< Explain other AI papers

WinT3R: Window-Based Streaming Reconstruction with Camera Token Pool

Zizun Li, Jianjun Zhou, Yifan Wang, Haoyu Guo, Wenzheng Chang, Yang Zhou, Haoyi Zhu, Junyi Chen, Chunhua Shen, Tong He

2025-09-08

WinT3R: Window-Based Streaming Reconstruction with Camera Token Pool

Summary

This paper introduces WinT3R, a new computer vision model that can quickly and accurately figure out where a camera is and build a detailed 3D map of the surrounding environment in real-time.

What's the problem?

Existing methods for creating 3D maps and tracking camera position face a challenge: they either produce high-quality maps but are too slow for real-time applications, or they are fast but sacrifice the detail and accuracy of the map. It's hard to get both speed and quality at the same time.

What's the solution?

The researchers solved this by using a 'sliding window' approach, which looks at a series of recent images to improve the accuracy of the 3D reconstruction without requiring a lot of extra computing power.
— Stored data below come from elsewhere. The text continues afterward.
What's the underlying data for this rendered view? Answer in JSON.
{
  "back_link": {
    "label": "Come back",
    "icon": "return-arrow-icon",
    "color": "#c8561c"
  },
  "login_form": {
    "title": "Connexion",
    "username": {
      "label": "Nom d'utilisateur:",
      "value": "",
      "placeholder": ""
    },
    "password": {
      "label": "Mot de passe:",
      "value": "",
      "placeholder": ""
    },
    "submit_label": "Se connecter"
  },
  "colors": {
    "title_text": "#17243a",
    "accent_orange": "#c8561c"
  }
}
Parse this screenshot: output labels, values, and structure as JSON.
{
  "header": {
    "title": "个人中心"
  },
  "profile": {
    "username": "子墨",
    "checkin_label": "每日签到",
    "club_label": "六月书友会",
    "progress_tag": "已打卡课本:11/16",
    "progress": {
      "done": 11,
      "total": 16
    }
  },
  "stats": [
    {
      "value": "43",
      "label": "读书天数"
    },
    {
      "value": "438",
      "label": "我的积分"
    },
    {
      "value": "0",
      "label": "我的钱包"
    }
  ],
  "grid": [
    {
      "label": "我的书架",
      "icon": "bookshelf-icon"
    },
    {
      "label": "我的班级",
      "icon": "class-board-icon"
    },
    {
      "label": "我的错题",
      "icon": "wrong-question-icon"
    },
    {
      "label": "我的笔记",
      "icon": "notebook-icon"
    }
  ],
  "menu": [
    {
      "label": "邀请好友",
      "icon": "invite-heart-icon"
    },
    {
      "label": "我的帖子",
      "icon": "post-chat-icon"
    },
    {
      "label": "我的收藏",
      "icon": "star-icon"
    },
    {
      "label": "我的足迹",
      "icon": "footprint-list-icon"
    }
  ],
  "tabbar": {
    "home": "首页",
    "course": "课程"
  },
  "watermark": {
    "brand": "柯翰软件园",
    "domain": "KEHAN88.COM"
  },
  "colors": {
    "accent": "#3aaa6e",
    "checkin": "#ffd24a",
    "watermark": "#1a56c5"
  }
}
They also developed a clever way to represent cameras using a 'token pool,' making the camera position estimates more reliable and efficient. Essentially, they found a way to share information between images effectively and represent cameras in a compact way.

Why it matters?

This work is important because it pushes the boundaries of what's possible in real-time 3D reconstruction. This has implications for things like robotics, self-driving cars, and augmented reality, where it's crucial to understand the environment quickly and accurately. WinT3R achieves better results than previous methods in terms of both quality and speed, making these applications more feasible.

Abstract

We present WinT3R, a feed-forward reconstruction model capable of online prediction of precise camera poses and high-quality point maps. Previous methods suffer from a trade-off between reconstruction quality and real-time performance. To address this, we first introduce a sliding window mechanism that ensures sufficient information exchange among frames within the window, thereby improving the quality of geometric predictions without large computation. In addition, we leverage a compact representation of cameras and maintain a global camera token pool, which enhances the reliability of camera pose estimation without sacrificing efficiency. These designs enable WinT3R to achieve state-of-the-art performance in terms of online reconstruction quality, camera pose estimation, and reconstruction speed, as validated by extensive experiments on diverse datasets. Code and model are publicly available at https://github.com/LiZizun/WinT3R.